The rule would require PBMs to disclose all sources of compensation: direct fees, manufacturer rebates, spread pricing margins, copay claw-backs, and inflation protection payments. It also grants plan fiduciaries non-waivable annual audit rights over pharmacy and manufacturer contracts. PBMs that fail to comply lose their ERISA Section 408(b)(2) prohibited transaction exemption, exposing both the PBM and the plan sponsor to DOL enforcement and civil penalties.
Who It Affects
Self-insured employer health plans cover roughly 65% of employer-covered workers, and nearly all route pharmacy benefits through a PBM. The rule’s impact concentrates on mid-to-large self-insured employers, Taft-Hartley funds, and public-entity health plans whose pharmacy spend runs through contracts with opaque spread pricing or retained rebate arrangements. If your plan’s PBM retains any portion of manufacturer rebates or earns a spread on drug pricing, this rule changes what you can see and what you owe.
The Reserve Mechanism
The disclosure rule affects reserves through two channels: the expected claim ratio for pharmacy costs and a new contingent fiduciary liability.

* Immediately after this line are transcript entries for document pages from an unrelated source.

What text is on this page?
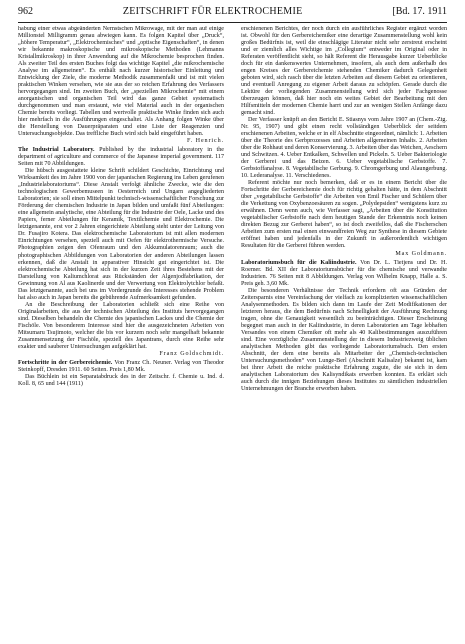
962	ZEITSCHRIFT FÜR ELEKTROCHEMIE	[Bd. 17. 1911

habung einer etwas abgeänderten Nernstschen Mikrowage, mit der man auf einige Millionstel Milligramm genau abwiegen kann. Es folgen Kapitel über „Druck“, „höhere Temperatur“, „Elektrochemisches“ und „optische Eigenschaften“, in denen wir bekannte makroskopische und mikroskopische Methoden (Lehmanns Kristallmikroskop) in ihrer Anwendung auf die Mikrochemie besprochen finden. Als zweiter Teil des ersten Buches folgt das wichtige Kapitel „die mikrochemische Analyse im allgemeinen“. Es enthält nach kurzer historischer Einleitung und Entwicklung der Ziele, die moderne Methodik zusammenfaßt und ist mit vielen praktischen Winken versehen, wie sie aus der so reichen Erfahrung des Verfassers hervorgegangen sind. Im zweiten Buch, der „speziellen Mikrochemie“ mit einem anorganischen und organischen Teil wird das ganze Gebiet systematisch durchgenommen und man erstaunt, wie viel Material auch in der organischen Chemie bereits vorliegt. Tabellen und wertvolle praktische Winke finden sich auch hier mehrfach in die Ausführungen eingeschaltet. Als Anhang folgen Winke über die Herstellung von Dauerpräparaten und eine Liste der Reagenzien und Untersuchungsobjekte. Das treffliche Buch wird sich bald eingeführt haben.

F. Henrich.

The Industrial Laboratory. Published by the industrial laboratory in the department of agriculture and commerce of the Japanese imperial government. 117 Seiten mit 70 Abbildungen.

Die hübsch ausgestattete kleine Schrift schildert Geschichte, Einrichtung und Wirksamkeit des im Jahre 1900 von der japanischen Regierung ins Leben gerufenen „Industrielaboratoriums“. Diese Anstalt verfolgt ähnliche Zwecke, wie die den technologischen Gewerbemuseen in Oesterreich und Ungarn angegliederten Laboratorien; sie soll einen Mittelpunkt technisch-wissenschaftlicher Forschung zur Förderung der chemischen Industrie in Japan bilden und umfaßt fünf Abteilungen: eine allgemein analytische, eine Abteilung für die Industrie der Oele, Lacke und des Papiers, ferner Abteilungen für Keramik, Textilchemie und Elektrochemie. Die letztgenannte, erst vor 2 Jahren eingerichtete Abteilung steht unter der Leitung von Dr. Fusajiro Kotera. Das elektrochemische Laboratorium ist mit allen modernen Einrichtungen versehen, speziell auch mit Oefen für elektrothermische Versuche. Photographien zeigen den Ofenraum und den Akkumulatorenraum; auch die photographischen Abbildungen von Laboratorien der anderen Abteilungen lassen erkennen, daß die Anstalt in apparativer Hinsicht gut eingerichtet ist. Die elektrochemische Abteilung hat sich in der kurzen Zeit ihres Bestehens mit der Darstellung von Kaliumchlorat aus Rückständen der Algenjodfabrikation, der Gewinnung von Al aus Kaolinerde und der Verwertung von Elektrolytchlor befaßt. Das letztgenannte, auch bei uns im Vordergrunde des Interesses stehende Problem hat also auch in Japan bereits die gebührende Aufmerksamkeit gefunden.

An die Beschreibung der Laboratorien schließt sich eine Reihe von Originalarbeiten, die aus der technischen Abteilung des Instituts hervorgegangen sind. Dieselben behandeln die Chemie des japanischen Lackes und die Chemie der Fischöle. Von besonderem Interesse sind hier die ausgezeichneten Arbeiten von Mitsumaru Tsujimoto, welcher die bis vor kurzem noch sehr mangelhaft bekannte Zusammensetzung der Fischöle, speziell des Japantrans, durch eine Reihe sehr exakter und sauberer Untersuchungen aufgeklärt hat.

Franz Goldschmidt.

Fortschritte in der Gerbereichemie. Von Franz Ch. Neuner. Verlag von Theodor Steinkopff, Dresden 1911. 60 Seiten. Preis 1,80 Mk.

Das Büchlein ist ein Separatabdruck des in der Zeitschr. f. Chemie u. Ind. d. Koll. 8, 65 und 144 (1911)

erschienenen Berichtes, der noch durch ein ausführliches Register ergänzt worden ist. Obwohl für den Gerbereichemiker eine derartige Zusammenstellung wohl kein großes Bedürfnis ist, weil die einschlägige Literatur nicht sehr zerstreut erscheint und er ziemlich alles Wichtige im „Collegium“ entweder im Original oder in Referaten veröffentlicht sieht, so hält Referent die Herausgabe kurzer Ueberblicke doch für ein dankenswertes Unternehmen, insofern, als auch dem außerhalb des engen Kreises der Gerbereichemie stehenden Chemiker dadurch Gelegenheit geboten wird, sich rasch über die letzten Arbeiten auf diesem Gebiet zu orientieren, und eventuell Anregung zu eigener Arbeit daraus zu schöpfen. Gerade durch die Lektüre der vorliegenden Zusammenstellung wird sich jeder Fachgenosse überzeugen können, daß hier noch ein weites Gebiet der Bearbeitung mit den Hilfsmitteln der modernen Chemie harrt und zur an wenigen Stellen Anfänge dazu gemacht sind.

Der Verfasser knüpft an den Bericht E. Stiasnys vom Jahre 1907 an (Chem.-Ztg. Nr. 95, 1907) und gibt einen recht vollständigen Ueberblick der seitdem erschienenen Arbeiten, welche er in elf Abschnitte eingeordnet, nämlich: 1. Arbeiten über die Theorie des Gerbprozesses und Arbeiten allgemeinen Inhalts. 2. Arbeiten über die Rohhaut und deren Konservierung. 3. Arbeiten über das Weichen, Aeschern und Schwitzen. 4. Ueber Entkalken, Schwellen und Pickeln. 5. Ueber Bakteriologie der Gerberei und das Beizen. 6. Ueber vegetabilische Gerbstoffe. 7. Gerbstoffanalyse. 8. Vegetabilische Gerbung. 9. Chromgerbung und Alaungerbung. 10. Lederanalyse. 11. Verschiedenes.

Referent möchte nur noch bemerken, daß er es in einem Bericht über die Fortschritte der Gerbereichemie doch für richtig gehalten hätte, in dem Abschnitt über „vegetabilische Gerbstoffe“ die Arbeiten von Emil Fischer und Schülern über die Verkettung von Oxybenzoesäuren zu sogen. „Polydepsiden“ wenigstens kurz zu erwähnen. Denn wenn auch, wie Verfasser sagt, „Arbeiten über die Konstitution vegetabilischer Gerbstoffe nach dem heutigen Stande der Erkenntnis noch keinen direkten Bezug zur Gerberei haben“, so ist doch zweifellos, daß die Fischerschen Arbeiten zum ersten mal einen einwandfreien Weg zur Synthese in diesem Gebiete eröffnet haben und jedenfalls in der Zukunft in außerordentlich wichtigen Resultaten für die Gerberei führen werden.

Max Goldmann.

Laboratoriumsbuch für die Kaliindustrie. Von Dr. L. Tietjens und Dr. H. Roemer. Bd. XII der Laboratoriumsbücher für die chemische und verwandte Industrien. 76 Seiten mit 8 Abbildungen. Verlag von Wilhelm Knapp, Halle a. S. Preis geh. 3,60 Mk.

Die besonderen Verhältnisse der Technik erfordern oft aus Gründen der Zeitersparnis eine Vereinfachung der vielfach zu komplizierten wissenschaftlichen Analysenmethoden. Es bilden sich dann im Laufe der Zeit Modifikationen der letzteren heraus, die dem Bedürfnis nach Schnelligkeit der Ausführung Rechnung tragen, ohne die Genauigkeit wesentlich zu beeinträchtigen. Dieser Erscheinung begegnet man auch in der Kaliindustrie, in deren Laboratorien am Tage lebhaften Versandes von einem Chemiker oft mehr als 40 Kalibestimmungen auszuführen sind. Eine vorzügliche Zusammenstellung der in diesem Industriezweig üblichen analytischen Methoden gibt das vorliegende Laboratoriumsbuch. Den ersten Abschnitt, der dem eine bereits als Mitarbeiter der „Chemisch-technischen Untersuchungsmethoden“ von Lunge-Berl (Abschnitt Kalisalze) bekannt ist, kam bei ihrer Arbeit die reiche praktische Erfahrung zugute, die sie sich in dem analytischen Laboratorium des Kalisyndikats erwerben konnten. Es erklärt sich auch durch die innigen Beziehungen dieses Institutes zu sämtlichen industriellen Unternehmungen der Branche erworben haben.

On the pharmacy claims side, many self-insured plans currently book health plan IBNR based on paid claims data that embeds PBM spread pricing and retained rebates. When those hidden margins become visible, the effective cost per prescription may drop. Plans that discover inflated costs will need to revise their pharmacy trend assumption and, potentially, lower the expected claim ratio used in Bornhuetter-Ferguson or expected-claims projections for the pharmacy component. Industry estimates of retained PBM compensation range from 2% to 8% of gross pharmacy spend, though plan-specific figures will vary widely once disclosures begin.
On the fiduciary liability side, if a plan’s PBM contract does not meet the new disclosure standards, the arrangement becomes a prohibited transaction under ERISA. Plan fiduciaries face potential excise taxes, DOL enforcement actions, and participant lawsuits. For plans that have not yet renegotiated their PBM contracts, this creates a contingent liability that may warrant a separate reserve estimate. The Consolidated Appropriations Act of 2026, which separately mandates 100% rebate pass-through, reinforces this exposure from a statutory direction.
The net effect could be paradoxical: pharmacy claims reserves may decrease (as hidden costs are stripped out) while fiduciary liability reserves may need to increase (as compliance gaps are quantified).
What to Ask Your Actuary
- How much of our current pharmacy IBNR reflects PBM spread and retained rebates that we would recover under full pass-through requirements? Should we model a lower pharmacy trend for plan years beginning after July 1?
- Should we establish a separate ERISA fiduciary liability reserve for potential prohibited transaction exposure if our PBM contract does not yet meet the proposed disclosure standards?
- What is the expected impact on our pharmacy claims trend if PBM compensation is de-linked from drug prices, as required by the Consolidated Appropriations Act?
What to Watch Next
The key date is whether the DOL finalizes the rule before the July 1, 2026, plan-year trigger. If the rule is delayed or weakened during finalization, the Consolidated Appropriations Act’s rebate pass-through mandate still takes effect independently, but the comprehensive disclosure and audit framework would be deferred. Watch for a final rule publication in the Federal Register, likely in May or June. If your plan year begins July 1 or later, the window to renegotiate your PBM contract is already closing.